Le film est-il sorti en salles ?
Non. Le film coûte cher, il s’agît d’un braquage en pleine mer entre Toulon et Bastia, et Langmann, à ce moment-là, a bu la tasse avec Blueberry, et se lance à corps perdu dans le diptyque Mesrine. Ce n’est pas grave : cela m’a permis de comprendre tout l’art de la dramaturgie, les règles de l’écriture cinématographique. Un grand saut qualitatif, comme on dit chez les chercheurs… Et de découvrir le monde impitoyable du cinéma ! Comme le dit l’Affranchi Scorsese,

« J’ai besoin d’apprendre des choses nouvelles. Pas forcément de les réussir. »

Et l’adaptation de Le Belge ?
Disons que le producteur et l’éditeur ne se sont pas entendus sur les modalités du contrat. Je préfère ne pas en parler… Mais il n’est jamais trop tard pour le faire !

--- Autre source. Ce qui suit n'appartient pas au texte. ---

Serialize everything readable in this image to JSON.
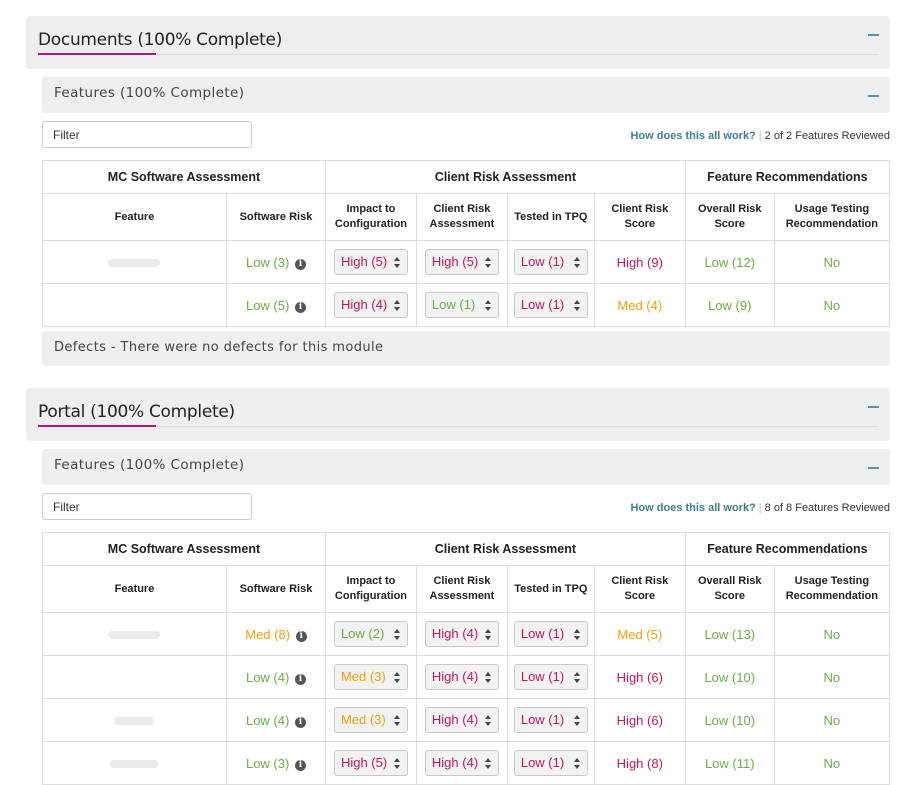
{
  "modules": [
    {
      "title": "Documents (100% Complete)",
      "features_title": "Features (100% Complete)",
      "filter_placeholder": "Filter",
      "help_link": "How does this all work?",
      "reviewed": "2 of 2 Features Reviewed",
      "group_headers": [
        "MC Software Assessment",
        "Client Risk Assessment",
        "Feature Recommendations"
      ],
      "columns": [
        "Feature",
        "Software Risk",
        "Impact to Configuration",
        "Client Risk Assessment",
        "Tested in TPQ",
        "Client Risk Score",
        "Overall Risk Score",
        "Usage Testing Recommendation"
      ],
      "rows": [
        {
          "software_risk": "Low (3)",
          "sr_level": "low",
          "impact": "High (5)",
          "impact_level": "high",
          "client_risk": "High (5)",
          "cr_level": "high",
          "tested": "Low (1)",
          "tested_level": "high",
          "score": "High (9)",
          "score_level": "high",
          "overall": "Low (12)",
          "overall_level": "low",
          "usage": "No"
        },
        {
          "software_risk": "Low (5)",
          "sr_level": "low",
          "impact": "High (4)",
          "impact_level": "high",
          "client_risk": "Low (1)",
          "cr_level": "low",
          "tested": "Low (1)",
          "tested_level": "high",
          "score": "Med (4)",
          "score_level": "med",
          "overall": "Low (9)",
          "overall_level": "low",
          "usage": "No"
        }
      ],
      "defects": "Defects - There were no defects for this module"
    },
    {
      "title": "Portal (100% Complete)",
      "features_title": "Features (100% Complete)",
      "filter_placeholder": "Filter",
      "help_link": "How does this all work?",
      "reviewed": "8 of 8 Features Reviewed",
      "group_headers": [
        "MC Software Assessment",
        "Client Risk Assessment",
        "Feature Recommendations"
      ],
      "columns": [
        "Feature",
        "Software Risk",
        "Impact to Configuration",
        "Client Risk Assessment",
        "Tested in TPQ",
        "Client Risk Score",
        "Overall Risk Score",
        "Usage Testing Recommendation"
      ],
      "rows": [
        {
          "software_risk": "Med (8)",
          "sr_level": "med",
          "impact": "Low (2)",
          "impact_level": "low",
          "client_risk": "High (4)",
          "cr_level": "high",
          "tested": "Low (1)",
          "tested_level": "high",
          "score": "Med (5)",
          "score_level": "med",
          "overall": "Low (13)",
          "overall_level": "low",
          "usage": "No"
        },
        {
          "software_risk": "Low (4)",
          "sr_level": "low",
          "impact": "Med (3)",
          "impact_level": "med",
          "client_risk": "High (4)",
          "cr_level": "high",
          "tested": "Low (1)",
          "tested_level": "high",
          "score": "High (6)",
          "score_level": "high",
          "overall": "Low (10)",
          "overall_level": "low",
          "usage": "No"
        },
        {
          "software_risk": "Low (4)",
          "sr_level": "low",
          "impact": "Med (3)",
          "impact_level": "med",
          "client_risk": "High (4)",
          "cr_level": "high",
          "tested": "Low (1)",
          "tested_level": "high",
          "score": "High (6)",
          "score_level": "high",
          "overall": "Low (10)",
          "overall_level": "low",
          "usage": "No"
        },
        {
          "software_risk": "Low (3)",
          "sr_level": "low",
          "impact": "High (5)",
          "impact_level": "high",
          "client_risk": "High (4)",
          "cr_level": "high",
          "tested": "Low (1)",
          "tested_level": "high",
          "score": "High (8)",
          "score_level": "high",
          "overall": "Low (11)",
          "overall_level": "low",
          "usage": "No"
        }
      ]
    }
  ],
  "colors": {
    "low": "#6aac48",
    "med": "#f0a010",
    "high": "#c2185b",
    "accent_underline": "#b0177a",
    "link": "#3d7d8f"
  },
  "icons": {
    "collapse": "minus-icon",
    "info": "info-circle-icon",
    "select_arrows": "select-arrows-icon"
  }
}
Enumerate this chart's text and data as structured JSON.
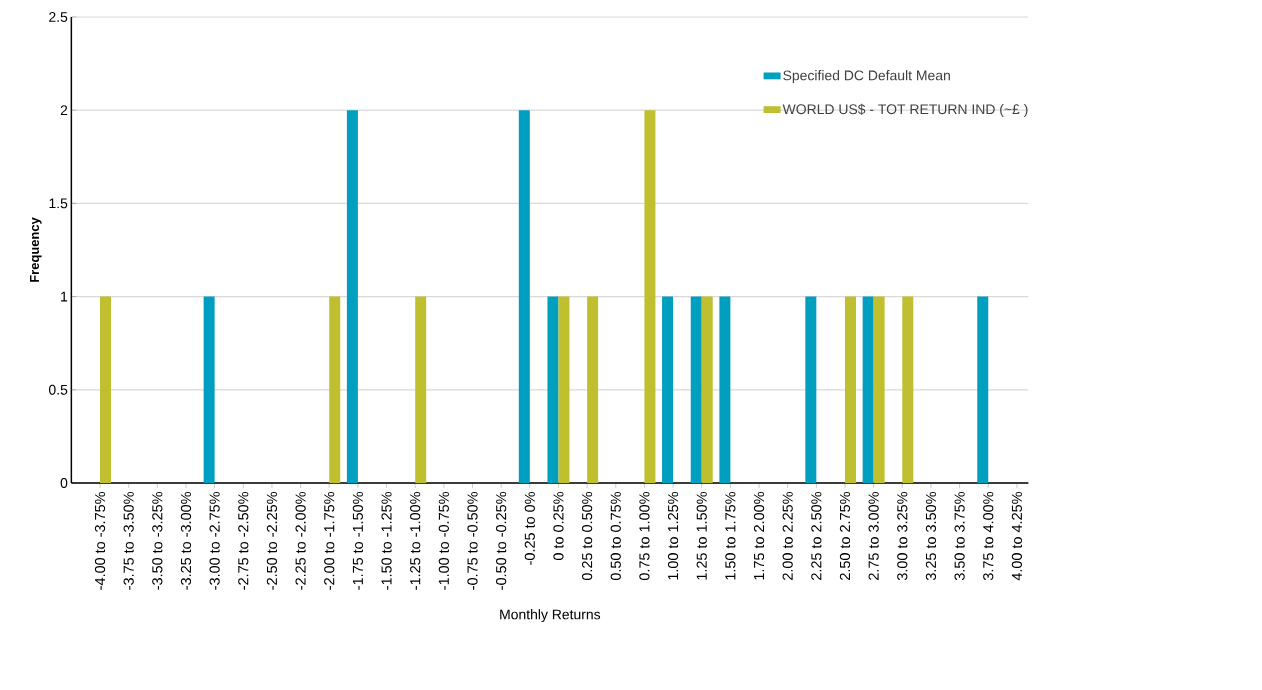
{
  "chart_data": {
    "type": "bar",
    "xlabel": "Monthly Returns",
    "ylabel": "Frequency",
    "categories": [
      "-4.00 to -3.75%",
      "-3.75 to -3.50%",
      "-3.50 to -3.25%",
      "-3.25 to -3.00%",
      "-3.00 to -2.75%",
      "-2.75 to -2.50%",
      "-2.50 to -2.25%",
      "-2.25 to -2.00%",
      "-2.00 to -1.75%",
      "-1.75 to -1.50%",
      "-1.50 to -1.25%",
      "-1.25 to -1.00%",
      "-1.00 to -0.75%",
      "-0.75 to -0.50%",
      "-0.50 to -0.25%",
      "-0.25 to 0%",
      "0 to 0.25%",
      "0.25 to 0.50%",
      "0.50 to 0.75%",
      "0.75 to 1.00%",
      "1.00 to 1.25%",
      "1.25 to 1.50%",
      "1.50 to 1.75%",
      "1.75 to 2.00%",
      "2.00 to 2.25%",
      "2.25 to 2.50%",
      "2.50 to 2.75%",
      "2.75 to 3.00%",
      "3.00 to 3.25%",
      "3.25 to 3.50%",
      "3.50 to 3.75%",
      "3.75 to 4.00%",
      "4.00 to 4.25%"
    ],
    "series": [
      {
        "name": "Specified DC Default Mean",
        "color": "#009ebf",
        "values": [
          0,
          0,
          0,
          0,
          1,
          0,
          0,
          0,
          0,
          2,
          0,
          0,
          0,
          0,
          0,
          2,
          1,
          0,
          0,
          0,
          1,
          1,
          1,
          0,
          0,
          1,
          0,
          1,
          0,
          0,
          0,
          1,
          0
        ]
      },
      {
        "name": "WORLD US$ - TOT RETURN IND (~£ )",
        "color": "#bfbf30",
        "values": [
          1,
          0,
          0,
          0,
          0,
          0,
          0,
          0,
          1,
          0,
          0,
          1,
          0,
          0,
          0,
          0,
          1,
          1,
          0,
          2,
          0,
          1,
          0,
          0,
          0,
          0,
          1,
          1,
          1,
          0,
          0,
          0,
          0
        ]
      }
    ],
    "ylim": [
      0,
      2.5
    ],
    "yticks": [
      0,
      0.5,
      1,
      1.5,
      2,
      2.5
    ],
    "grid": "y",
    "legend": "top right"
  }
}
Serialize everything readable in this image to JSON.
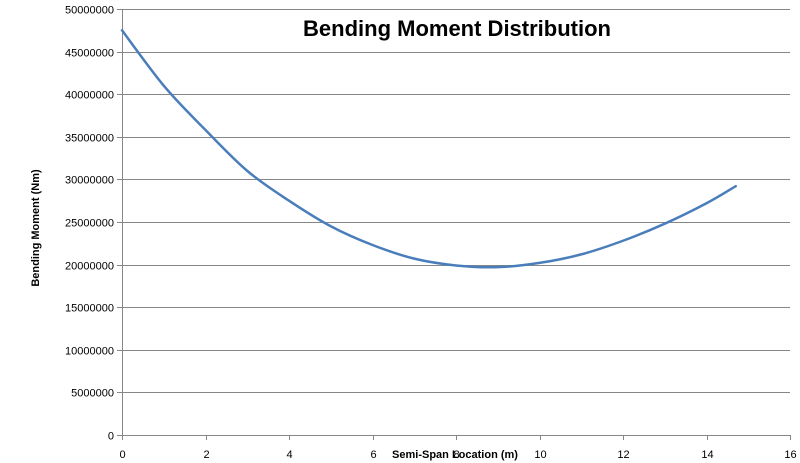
{
  "chart_data": {
    "type": "line",
    "title": "Bending Moment Distribution",
    "xlabel": "Semi-Span Location  (m)",
    "ylabel": "Bending Moment  (Nm)",
    "xlim": [
      0,
      16
    ],
    "ylim": [
      0,
      50000000
    ],
    "x_ticks": [
      "0",
      "2",
      "4",
      "6",
      "8",
      "10",
      "12",
      "14",
      "16"
    ],
    "y_ticks": [
      "0",
      "5000000",
      "10000000",
      "15000000",
      "20000000",
      "25000000",
      "30000000",
      "35000000",
      "40000000",
      "45000000",
      "50000000"
    ],
    "grid": "horizontal",
    "legend": "none",
    "series_color": "#4a7ebb",
    "series": [
      {
        "x": [
          0,
          1,
          2,
          3,
          4,
          5,
          6,
          7,
          8,
          9,
          10,
          11,
          12,
          13,
          14,
          14.7
        ],
        "y": [
          47500000,
          41000000,
          35800000,
          31000000,
          27500000,
          24500000,
          22300000,
          20700000,
          19900000,
          19700000,
          20200000,
          21200000,
          22800000,
          24800000,
          27200000,
          29200000
        ]
      }
    ]
  }
}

Après le cinéma, vous réalisez une nouvelle recherche sur le grand banditisme. C’est là que vous rencontrez Isabelle Prévost-Desprez…
Oui, et par le plus grand des hasards. Nacer, Michel et moi, nous rencontrons une juge d’instruction à Nanterre. Comme elle est là depuis peu, elle nous renvoie sur Isabelle Prévost-Desprez qui venait tout juste d’arriver à Nanterre après son passage au Pôle financier. A l’époque – on est en 2003 ou 2004, je cherche un grand projet d’écriture qui pourrait permettre aux lecteurs de mieux comprendre les rouages du crime organisé français, son infiltration dans la sphère politico-administrative. Quand je suis entré dans son cabinet, j’ai tout de suite senti que j’avais frappé à la bonne porte, celle d’une femme qui ne se baisse pas son regard face à un ténor du barreau.

Pourquoi ?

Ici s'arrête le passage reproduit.